• Blank/Weak admin creds for SQL Server and Tomcat
• Still regularly see MS08-67 and NT4
• MitM attacks - ARP poisoning, name response spoofing, etc.
• Default credentials on web apps and devices
• Tons of random third-party applications that fall through the patching cracks
• VxWorks Memory disclosure is on about half of the assessments I do

I need to get going for my flight, but those are the ones that come to mind when I think of what I see over and over and over and over.

What AJ said but in addition:

 - Sync'd local admin pws
 - Lots of LM hashing in use
 - Tons of exposed 445 on EVERYTHING which makes PTH and psexec possible

Another one I've seen quite frequently, lately, is WSDL issues

- information disclosure, up to and including full LDAP administrative credentials and passwords from a WSDL request that wasn't made unavailable to 'joe average user'

Weak passwords have already been mentioned.... I have pretty good success taking about 10 common passwords and spraying them across ALL the services I discover. Vmware, vnc, SMB, telnet, ssh.... everything.... In large environments, I usually hit at least one, which is typically the first step in total pwnag3 because of all the stuff already mentioned. Defense is hard. Glad I'm on offense.

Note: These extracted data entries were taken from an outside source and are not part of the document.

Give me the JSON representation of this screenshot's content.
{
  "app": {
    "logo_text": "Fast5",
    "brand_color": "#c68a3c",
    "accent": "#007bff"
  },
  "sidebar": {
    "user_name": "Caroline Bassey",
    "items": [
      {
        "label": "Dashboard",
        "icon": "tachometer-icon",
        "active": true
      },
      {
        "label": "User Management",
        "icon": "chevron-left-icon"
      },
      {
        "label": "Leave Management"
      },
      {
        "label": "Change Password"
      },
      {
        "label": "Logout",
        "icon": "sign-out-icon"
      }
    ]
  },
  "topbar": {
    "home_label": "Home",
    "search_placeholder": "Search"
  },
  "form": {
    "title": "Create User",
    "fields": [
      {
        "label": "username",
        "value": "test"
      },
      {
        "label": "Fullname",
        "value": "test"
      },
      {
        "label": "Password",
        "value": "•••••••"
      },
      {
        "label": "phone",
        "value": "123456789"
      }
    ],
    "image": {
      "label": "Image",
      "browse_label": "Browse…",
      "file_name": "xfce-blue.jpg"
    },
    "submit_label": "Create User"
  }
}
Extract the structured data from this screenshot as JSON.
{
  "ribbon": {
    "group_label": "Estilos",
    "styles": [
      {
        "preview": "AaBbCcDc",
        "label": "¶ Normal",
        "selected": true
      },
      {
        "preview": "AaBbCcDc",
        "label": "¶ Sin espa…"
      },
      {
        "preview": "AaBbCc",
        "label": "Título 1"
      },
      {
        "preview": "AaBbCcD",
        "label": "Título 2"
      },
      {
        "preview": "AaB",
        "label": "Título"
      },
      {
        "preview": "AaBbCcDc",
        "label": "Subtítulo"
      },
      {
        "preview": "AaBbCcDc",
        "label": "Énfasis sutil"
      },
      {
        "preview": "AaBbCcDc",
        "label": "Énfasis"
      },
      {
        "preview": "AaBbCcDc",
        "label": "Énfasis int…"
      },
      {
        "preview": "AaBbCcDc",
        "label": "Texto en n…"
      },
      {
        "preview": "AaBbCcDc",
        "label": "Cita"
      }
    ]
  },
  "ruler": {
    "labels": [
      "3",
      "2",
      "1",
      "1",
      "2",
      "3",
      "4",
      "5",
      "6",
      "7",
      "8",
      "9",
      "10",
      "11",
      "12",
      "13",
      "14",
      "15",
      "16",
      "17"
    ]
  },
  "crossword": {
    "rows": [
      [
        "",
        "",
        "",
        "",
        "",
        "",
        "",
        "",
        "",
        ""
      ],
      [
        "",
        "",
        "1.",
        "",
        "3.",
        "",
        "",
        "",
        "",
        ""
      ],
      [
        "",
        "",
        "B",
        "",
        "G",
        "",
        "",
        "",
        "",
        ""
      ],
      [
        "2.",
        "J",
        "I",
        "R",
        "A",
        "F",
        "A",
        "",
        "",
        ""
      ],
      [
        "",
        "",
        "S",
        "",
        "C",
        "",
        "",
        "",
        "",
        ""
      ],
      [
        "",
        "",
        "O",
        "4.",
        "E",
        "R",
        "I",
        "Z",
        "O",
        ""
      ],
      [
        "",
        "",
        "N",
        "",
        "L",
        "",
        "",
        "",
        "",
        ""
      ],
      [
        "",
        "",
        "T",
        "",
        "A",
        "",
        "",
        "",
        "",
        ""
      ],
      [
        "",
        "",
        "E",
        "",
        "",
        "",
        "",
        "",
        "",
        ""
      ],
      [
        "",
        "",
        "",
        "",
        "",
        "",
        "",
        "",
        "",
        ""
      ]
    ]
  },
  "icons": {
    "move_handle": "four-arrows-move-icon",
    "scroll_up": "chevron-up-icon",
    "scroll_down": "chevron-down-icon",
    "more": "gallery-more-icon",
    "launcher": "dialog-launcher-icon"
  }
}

That's a cool idea and I think that would work well with what I usually recommend.... which is to implement GPO based FWs and block 445 inbound, except from a jump box or from a small subnet of IPs.

I know 445 can also be used for installing software remotely, but again, that could be accomplished by only allowing inbound 445 from a subset of the network/jump box.

I was recently at a client that implemented something really cool called CyberArk, ever heard of it? It changes the local admin passwords to crazy random passwords, every hour! It keeps track of all of them and allows SSO through the CyberArk. Bad ass!

I've personally had a difficult time getting people to implement client-side firewall changes. There's always a ton of push-back. I don't know if the sys admins just aren't as comfortable on the network side or what the deal is, but something that should be simple always seems to break everything. That's definitely a good strategy when implemented properly though.

With the network logon GPO, there's a corresponding one that disallows RDP for specified users, which is necessary since that's treated as an interactive logon, not a network logon. On the attacking side, that obviously requires cracking the hash instead of passing it, but it's not like that doesn't happen frequently Again, disabling the service or client-side firewalls could address that as well. I guess a blanket GPO is a good safety net.


I've never used it personally, but it's one I suggest be researched for anyone looking at enterprise password management. I saw one that did something similar, but it only changed after it was checked out by a user, effectively providing one-time passwords. The ManageEngine utility looks promising too. It even supports multi-factor, so you need a phone or RSA token in order to check out passwords.